Doch die Anwohner-Hinweise konzentrieren sich ganz auf die Kolbermoorer und Bad Aiblinger „Routen“ zum Texas- und Pullacher Kreisel. Der Lärm sei oft kilometerweit zu hören. Jene Kolbermoorer, die in der Nähe der Staatsstraße wohnen, glauben auch zu wissen, wie die illegalen Rennen ablaufen. Nachts, wenn die Mehrzahl der Ampeln abgeschaltet ist, wird ihren Beobachtungen zufolge nicht gegeneinander, sondern nacheinander gefahren. Die Fahrer duellieren sich also nicht zeitgleich, sondern fahren gegen die Stoppuhr. Der Zweite geht erst auf die „Rennstrecke“, wenn der Erste im „Ziel“ ist.
Das sind schwere Vorwürfe. Beweisen kann sie aber niemand. Übertreiben die Anwohner? Speziell am Hertopark in Kolbermoor, einem beliebten Treffpunkt der Tunerszene, geht es oft laut zu. Das passt nicht jedem. „Und laut ist nicht immer gleich schnell“, sehen sich manche PS-Freaks zu Unrecht in der Schusslinie.
Aber da winken PS-erfahrene Kolbermoorer ab. Dass junge Burschen ihre aufgemotzten Autos im Sommer gern mit kreischenden Reifen und überdrehtem Motor an den Eisdielen vorbei manövrieren, um die Aufmerksamkeit der jungen Mädchen auf sich zu ziehen – das sei keine Neuheit.

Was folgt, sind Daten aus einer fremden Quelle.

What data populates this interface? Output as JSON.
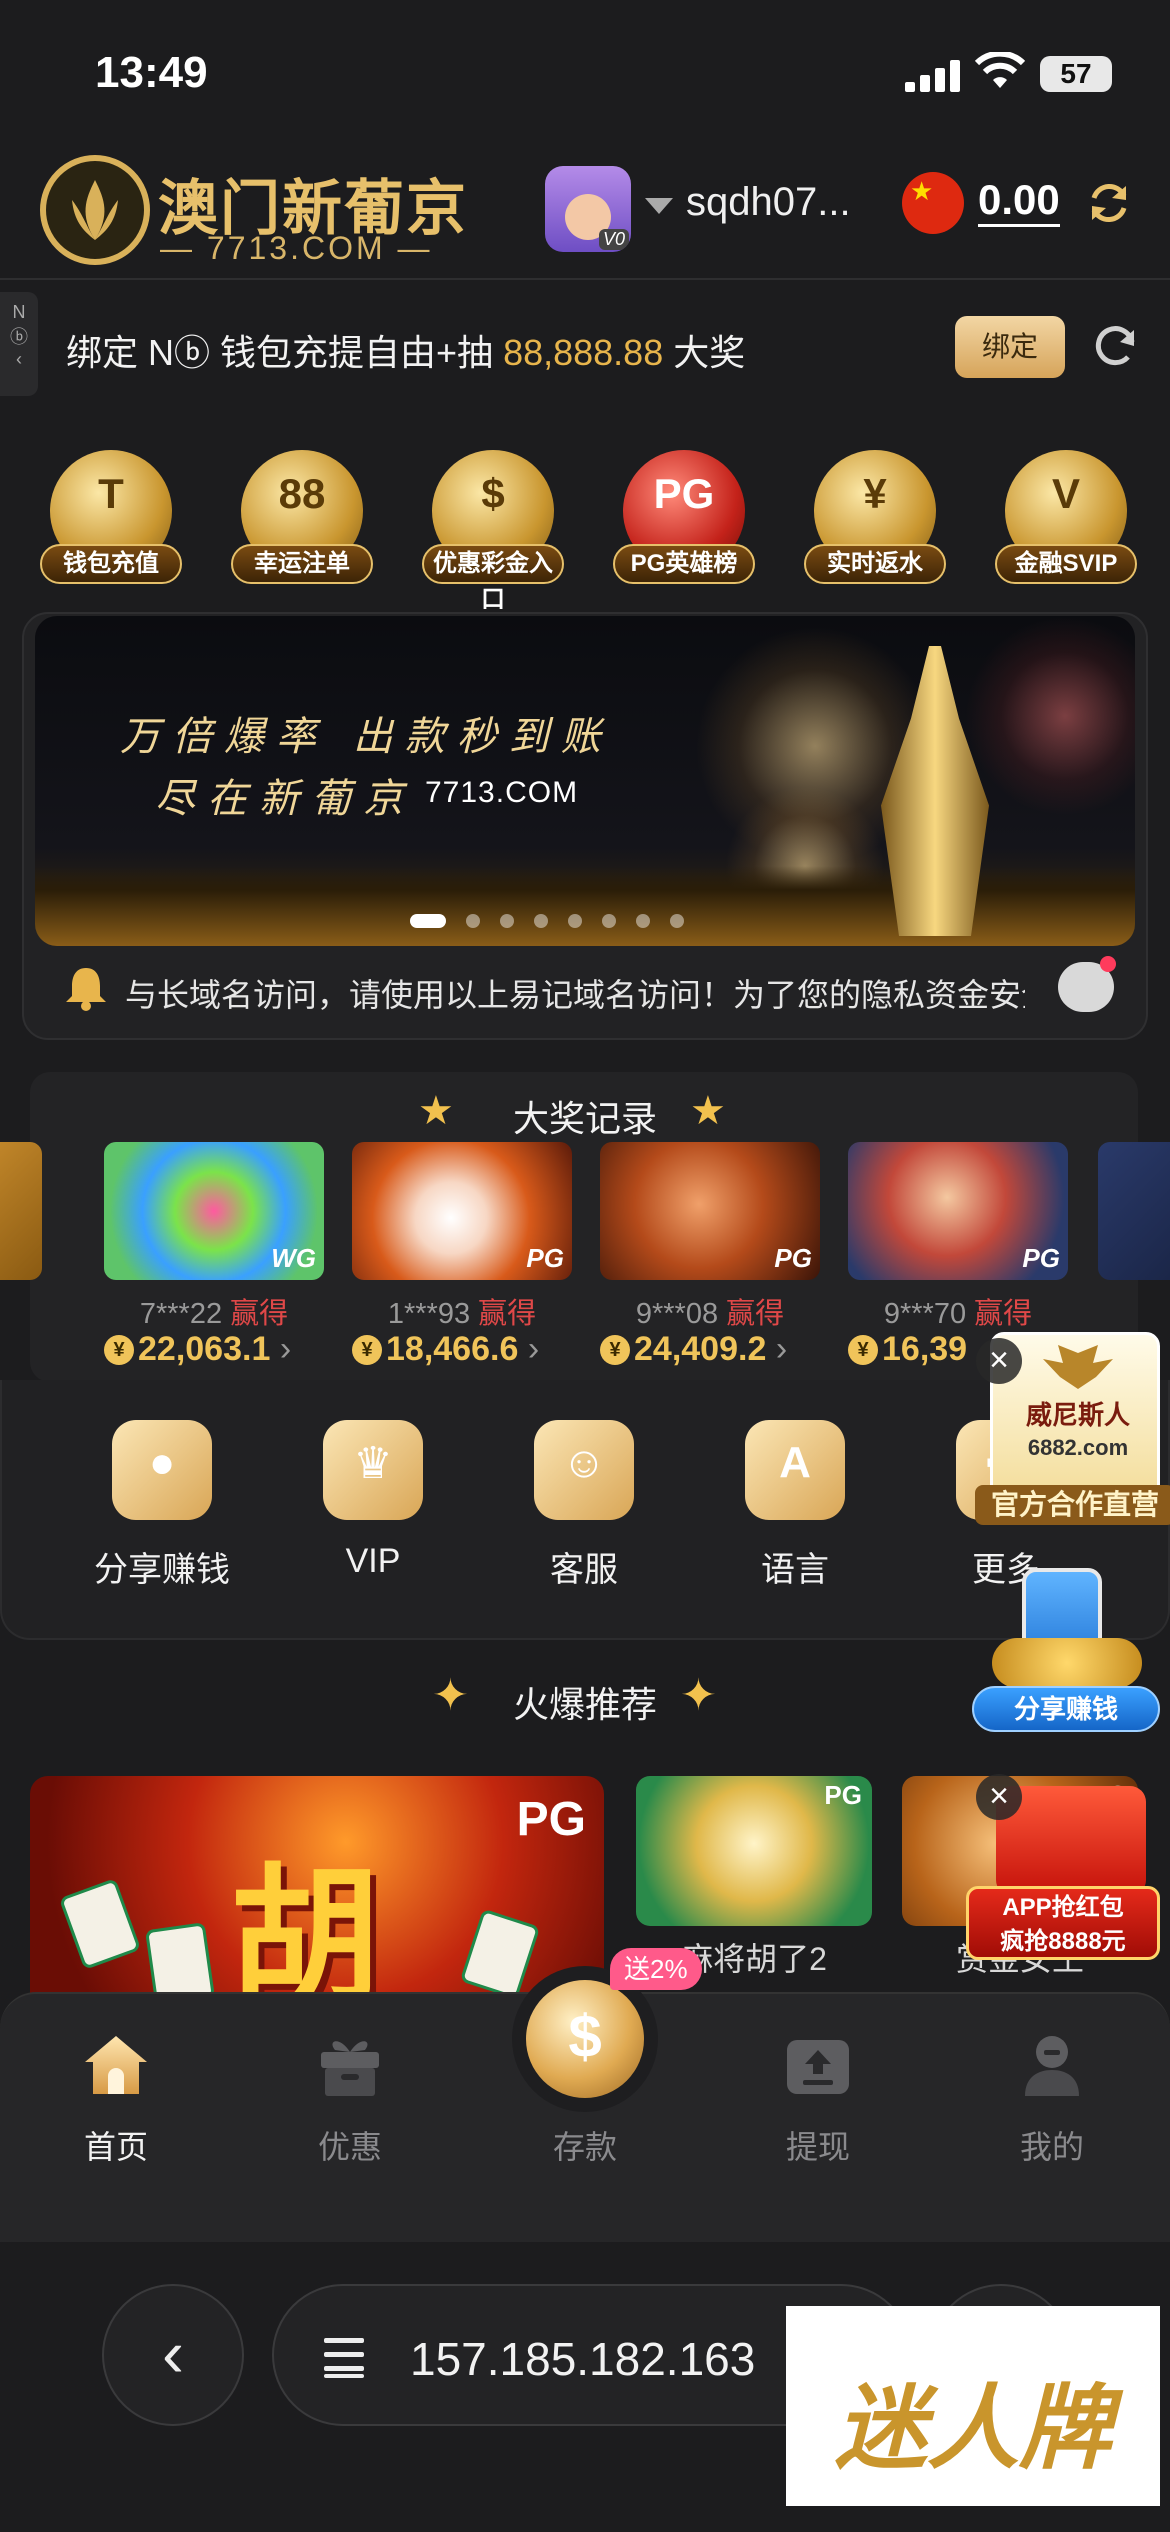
{
  "status_bar": {
    "time": "13:49",
    "battery": "57"
  },
  "header": {
    "logo_title": "澳门新葡京",
    "logo_subtitle": "— 7713.COM —",
    "username": "sqdh07...",
    "avatar_badge": "V0",
    "balance": "0.00"
  },
  "bind_banner": {
    "side_tab": "N",
    "text_before": "绑定 N",
    "text_mid": " 钱包充提自由+抽 ",
    "amount": "88,888.88",
    "text_after": " 大奖",
    "button": "绑定"
  },
  "shortcuts": [
    {
      "label": "钱包充值",
      "icon": "wallet-topup-icon",
      "glyph": "T"
    },
    {
      "label": "幸运注单",
      "icon": "slot-machine-icon",
      "glyph": "88"
    },
    {
      "label": "优惠彩金入口",
      "icon": "treasure-chest-icon",
      "glyph": "$"
    },
    {
      "label": "PG英雄榜",
      "icon": "pg-ranking-icon",
      "glyph": "PG"
    },
    {
      "label": "实时返水",
      "icon": "rebate-hand-icon",
      "glyph": "¥"
    },
    {
      "label": "金融SVIP",
      "icon": "svip-diamond-icon",
      "glyph": "V"
    }
  ],
  "hero_banner": {
    "line1": "万倍爆率 出款秒到账",
    "line2": "尽在新葡京",
    "domain": "7713.COM",
    "slide_count": 8,
    "active_slide": 1
  },
  "notice": {
    "text": "与长域名访问，请使用以上易记域名访问！为了您的隐私资金安全，"
  },
  "jackpot": {
    "title": "大奖记录",
    "win_label": "赢得",
    "items": [
      {
        "user": "7***22",
        "amount": "22,063.1",
        "provider": "WG"
      },
      {
        "user": "1***93",
        "amount": "18,466.6",
        "provider": "PG"
      },
      {
        "user": "9***08",
        "amount": "24,409.2",
        "provider": "PG"
      },
      {
        "user": "9***70",
        "amount": "16,39",
        "provider": "PG"
      }
    ]
  },
  "quick_menu": [
    {
      "label": "分享赚钱",
      "icon": "person-share-icon",
      "glyph": "●"
    },
    {
      "label": "VIP",
      "icon": "crown-icon",
      "glyph": "♛"
    },
    {
      "label": "客服",
      "icon": "headset-icon",
      "glyph": "☺"
    },
    {
      "label": "语言",
      "icon": "language-icon",
      "glyph": "A"
    },
    {
      "label": "更多",
      "icon": "more-grid-icon",
      "glyph": "⋯"
    }
  ],
  "float_ads": {
    "venetian_line1": "威尼斯人",
    "venetian_line2": "6882.com",
    "venetian_line3": "官方合作直营",
    "share_label": "分享赚钱",
    "redpacket_line1": "APP抢红包",
    "redpacket_line2": "疯抢8888元"
  },
  "hot_picks": {
    "title": "火爆推荐",
    "big_glyph": "胡",
    "big_provider": "PG",
    "games": [
      {
        "name": "麻将胡了2",
        "provider": "PG"
      },
      {
        "name": "赏金女王",
        "provider": "PG"
      }
    ]
  },
  "tabbar": {
    "deposit_badge": "送2%",
    "tabs": [
      {
        "label": "首页",
        "active": true
      },
      {
        "label": "优惠",
        "active": false
      },
      {
        "label": "存款",
        "active": false
      },
      {
        "label": "提现",
        "active": false
      },
      {
        "label": "我的",
        "active": false
      }
    ]
  },
  "browser": {
    "url": "157.185.182.163"
  },
  "watermark": "迷人牌",
  "colors": {
    "gold": "#e7c06b",
    "background": "#1c1c1e",
    "win_red": "#e04848",
    "amount_gold": "#f0c45a"
  }
}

Das komme in Rosenheim, Kolbermoor und Bad Aibling seit Jahrzehnten vor. „Aber bei dem Geheul, das hier laufend zu hören ist, handelt es sich um Motoren, die im Hochgeschwindigkeitsbereich beschleunigt werden“, sagt ein PS-erfahrener Motorradfahrer, der in der Brückenstraße in Kolbermoor wohnt. Und das sei in dieser Häufigkeit neu.
Bei der Polizei haben sich in den vergangenen Monaten serienweise Bürger über den „lebensgefährlichen und grob fahrlässigen Wahnsinn“ beschwert. Viele Anrufer und Briefeschreiber haben sogar Fabrikat und Kennzeichen der aufgemotzten Sportwagen mitgeliefert, in denen die Raser sitzen sollen. Die Polizei nahm die Hinweise sehr ernst – und hat Mitte August mit der Gründung der Ermittlungsgruppe „Auto-Poser-Szene Rosenheim“ reagiert.
Offenbar mit Erfolg. „Die Situation hat sich deutlich verbessert, seit die Polizei gezielt gegen die Raser vorgeht“, sagte ein Beschwerdeführer aus Bad Aibling gestern auf Anfrage unserer Zeitung. Aber der Kampf gegen unbelehrbare Raser ist so schnell nicht gewonnen. Erst am Montag sei wieder mitten in Bad Aibling ein aufgetunter Audi „mit rund 100 Sachen“ zwischen Ludwigskreisel und Minigolfanlage am Kurpark unterwegs gewesen, sagt er. Spannend wird es im Sommer 2018. Dann hat die Raserszene wieder „Rennsaison“.